Introduction to pre-processing functions in the quanteda.extras R package
library(quanteda.extras)
library(tidyverse)
Pre-processing
The preprocess_text() function takes the following logical
(TRUE/FALSE) arguments:
contractions (if set to TRUE contractions will be separated so that, for example, can’t becomes ca n’t)
hyphens (if set to TRUE hyphens will be replaced by spaces)
punctuation (if set to TRUE all punctuation marks will be exluded)
lower_case (if set to TRUE all strings are converted to lower case)
accent_replace (if set to TRUE accented chacaracters will be replaced by unaccented ones)
remove_numers (if set to TRUE strings made up of numbers will be eliminated)
Warning
The preprocess_text() function takes a string vector. In the examples below, you will see it applied to a simple vector. It can also be applied to a column. A tidyverse method, for example, would be to use mutate() to manipulate a readtext text column: mutate(text = preprocess_text(text)).
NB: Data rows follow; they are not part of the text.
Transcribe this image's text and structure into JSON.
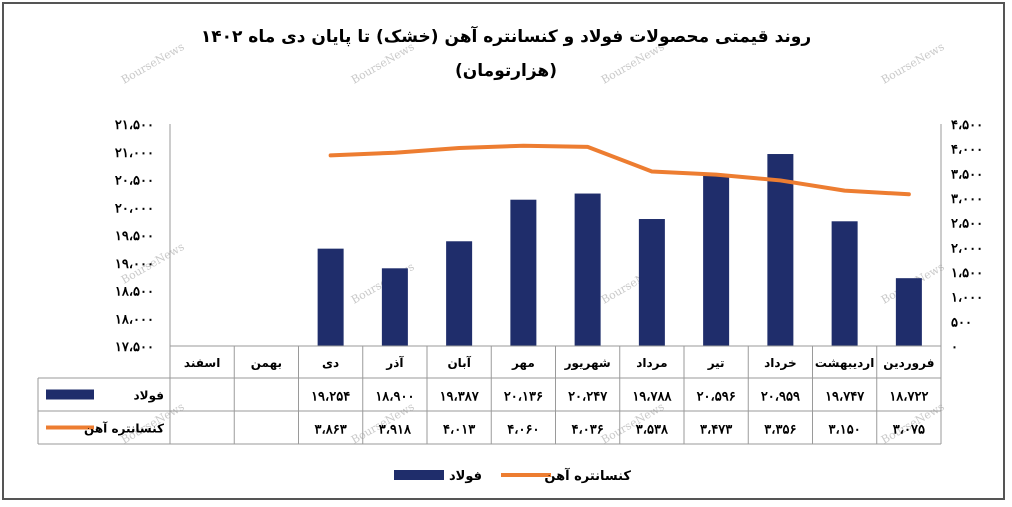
{
  "chart_data": {
    "type": "bar",
    "title": "روند قیمتی محصولات فولاد و کنسانتره آهن (خشک) تا پایان دی ماه ۱۴۰۲",
    "subtitle": "(هزارتومان)",
    "categories": [
      "فروردین",
      "اردیبهشت",
      "خرداد",
      "تیر",
      "مرداد",
      "شهریور",
      "مهر",
      "آبان",
      "آذر",
      "دی",
      "بهمن",
      "اسفند"
    ],
    "series": [
      {
        "name": "فولاد",
        "type": "bar",
        "axis": "left",
        "color": "#1f2d6b",
        "values": [
          18722,
          19747,
          20959,
          20596,
          19788,
          20247,
          20136,
          19387,
          18900,
          19254,
          null,
          null
        ],
        "labels": [
          "۱۸،۷۲۲",
          "۱۹،۷۴۷",
          "۲۰،۹۵۹",
          "۲۰،۵۹۶",
          "۱۹،۷۸۸",
          "۲۰،۲۴۷",
          "۲۰،۱۳۶",
          "۱۹،۳۸۷",
          "۱۸،۹۰۰",
          "۱۹،۲۵۴",
          "",
          ""
        ]
      },
      {
        "name": "کنسانتره آهن",
        "type": "line",
        "axis": "right",
        "color": "#ed7d31",
        "values": [
          3075,
          3150,
          3356,
          3473,
          3538,
          4036,
          4060,
          4013,
          3918,
          3863,
          null,
          null
        ],
        "labels": [
          "۳،۰۷۵",
          "۳،۱۵۰",
          "۳،۳۵۶",
          "۳،۴۷۳",
          "۳،۵۳۸",
          "۴،۰۳۶",
          "۴،۰۶۰",
          "۴،۰۱۳",
          "۳،۹۱۸",
          "۳،۸۶۳",
          "",
          ""
        ]
      }
    ],
    "y_left": {
      "ylim": [
        17500,
        21500
      ],
      "ticks": [
        21500,
        21000,
        20500,
        20000,
        19500,
        19000,
        18500,
        18000,
        17500
      ],
      "tick_labels": [
        "۲۱،۵۰۰",
        "۲۱،۰۰۰",
        "۲۰،۵۰۰",
        "۲۰،۰۰۰",
        "۱۹،۵۰۰",
        "۱۹،۰۰۰",
        "۱۸،۵۰۰",
        "۱۸،۰۰۰",
        "۱۷،۵۰۰"
      ]
    },
    "y_right": {
      "ylim": [
        0,
        4500
      ],
      "ticks": [
        4500,
        4000,
        3500,
        3000,
        2500,
        2000,
        1500,
        1000,
        500,
        0
      ],
      "tick_labels": [
        "۴،۵۰۰",
        "۴،۰۰۰",
        "۳،۵۰۰",
        "۳،۰۰۰",
        "۲،۵۰۰",
        "۲،۰۰۰",
        "۱،۵۰۰",
        "۱،۰۰۰",
        "۵۰۰",
        "۰"
      ]
    },
    "data_table": true,
    "grid": false,
    "legend": "bottom",
    "watermark": "BourseNews"
  }
}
Do not apply the function to an entire data frame or matrix.
contractions:
a <- preprocess_text("can't won't we'll its' it's")
b <- preprocess_text("can't won't we'll its' it's", contractions = FALSE)
TRUE |
|---|
ca n’t wo n’t we ll its it s |
FALSE |
|---|
can’t won’t we’ll its it’s |
hyphens:
a <- preprocess_text("un-knowable bluish-gray slo-mo stop-")
b <- preprocess_text("un-knowable bluish-gray slo-mo stop-", hypens = FALSE)
TRUE |
|---|
un knowable bluish gray slo mo stop |
FALSE |
|---|
un-knowable bluish-gray slo-mo stop |
punctuation:
a <- preprocess_text("u.k. 50% 'cat' #great now?")
b <- preprocess_text("u.k. 50% 'cat' #great now?", punctuation = FALSE)
TRUE |
|---|
u.k 50 cat great now |
FALSE |
|---|
u.k. 50% ‘cat’ #great now? |
lower_case:
a <- preprocess_text("U.K. This A-1 1-A")
b <- preprocess_text("U.K. This A-1 1-A", lower_case = FALSE)
TRUE |
|---|
u.k this a 1 1 a |
FALSE |
|---|
U.K This A 1 1 A |
accent_replace:
a <- preprocess_text("fiancée naïve façade")
b <- preprocess_text("fiancée naïve façade", accent_replace = FALSE)
TRUE |
|---|
fiancee naive facade |
FALSE |
|---|
fiancée naïve façade |
remove_numbers:
a <- preprocess_text("a-1 b2 50% 99 10,000", remove_numbers = TRUE)
b <- preprocess_text("a-1 50% 99 10,000")
TRUE |
|---|
a b2 |
FALSE |
|---|
a 1 50 99 10,000 |
Note
These options represent some procedures that are common when “cleaning” texts. They give additional control over how a corpus is later “tokenized”. These are not intended to be comprehensive.
Depending on one’s data there may be other, specific ways a corpus needs to be processed prior to tokenizing.
The textclean package offers a host of options for pre-processing tasks. In addition, the tokens() function in quanteda has a variety of built-in options, some similar to the ones described above.
And, of course, one can use either native R gsub() or
stringr tidyverse to create task-specific text processing functions.